Para contrastes, el de la comunidad de Recoletas de Marineda con su
hermanuco, donado o sacristán, que no sé a punto cierto cuál de estos
nombres le cae mejor.
Son las Recoletas de Marineda ejemplo de austeridad monástica; gastan
camisa de estameña; comen de vigilia todo el año; se acuestan en el
suelo, sobre las losas húmedas, con una piedra por almohada; se
disciplinan cruelmente; se levantan a las tres de la mañana para orar en
el coro; hablan al través de doble reja y un velo tupido; para
consultar con el médico no descubren la cara, y son tan pobres, que los
republicanos carniceros o polleros del mercado y las lengüilargas
verduleras, al ver pasar al hermanuco con la cesta, deslizan en ella el
pedazo de vaca, el par de huevos, la patata, el cuarto de gallina, el
torrezno, diciendo expresivamente: «Que sea para las madres, ¿eh?; para
las enfermas.» Porque saben que siempre hay en la enfermería dos o tres
recoletas, lo menos, y que si no lo reciben de limosna, no tendrían
caldo, pues ni la regla ni la necesidad les permiten salir de bacalao y
sardina.
No quedaban tranquilas, sin embargo, las caritativas verduleras, y lo
probaba lo recalcado de la frase: «Que sea para las madres, ¿eh?»
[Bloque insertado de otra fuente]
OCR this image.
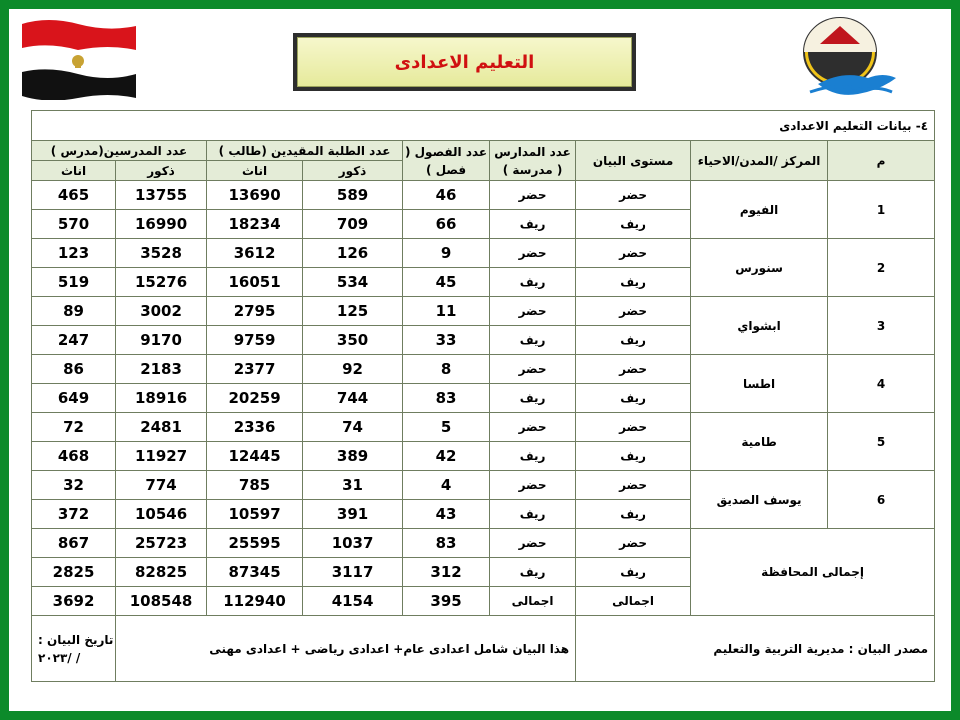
التعليم الاعدادى
٤- بيانات التعليم الاعدادى								
م	المركز /المدن/الاحياء	مستوى البيان	عدد المدارس ( مدرسة )	عدد الفصول ( فصل )	عدد الطلبة المقيدين (طالب )		عدد المدرسين(مدرس )	
					ذكور	اناث	ذكور	اناث
1	الفيوم	حضر	حضر	46	589	13690	13755	465
		ريف	ريف	66	709	18234	16990	570
2	سنورس	حضر	حضر	9	126	3612	3528	123
		ريف	ريف	45	534	16051	15276	519
3	ابشواي	حضر	حضر	11	125	2795	3002	89
		ريف	ريف	33	350	9759	9170	247
4	اطسا	حضر	حضر	8	92	2377	2183	86
		ريف	ريف	83	744	20259	18916	649
5	طامية	حضر	حضر	5	74	2336	2481	72
		ريف	ريف	42	389	12445	11927	468
6	يوسف الصديق	حضر	حضر	4	31	785	774	32
		ريف	ريف	43	391	10597	10546	372
إجمالى المحافظة		حضر	حضر	83	1037	25595	25723	867
		ريف	ريف	312	3117	87345	82825	2825
		اجمالى	اجمالى	395	4154	112940	108548	3692
مصدر البيان : مديرية التربية والتعليم			هذا البيان شامل اعدادى عام+ اعدادى رياضى + اعدادى مهنى					تاريخ البيان : / /٢٠٢٣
Porque así como se figuraban a las recoletas escuálidas, magras,
amarillas y puntiagudas, así veían de rechoncho, barrigón, coloradote y
enjundioso al donado.
Constábales, además —y a alguna por experiencia—, que el ejemplo de
las madres surtía en el donado efectos contraproducentes, y que tanto
cuanto eran las madres de castísimas, humildes, ayunadoras y sufridoras,
era el donado... de todos los vicios opuestos a estas virtudes. No
obstante, su humor jovial y bufonesco, sus cuentos verdes, sus
equívocos, sus dicharachos, sus sátiras, le habían granjeado cierta
popularidad en puestos y tenduchos.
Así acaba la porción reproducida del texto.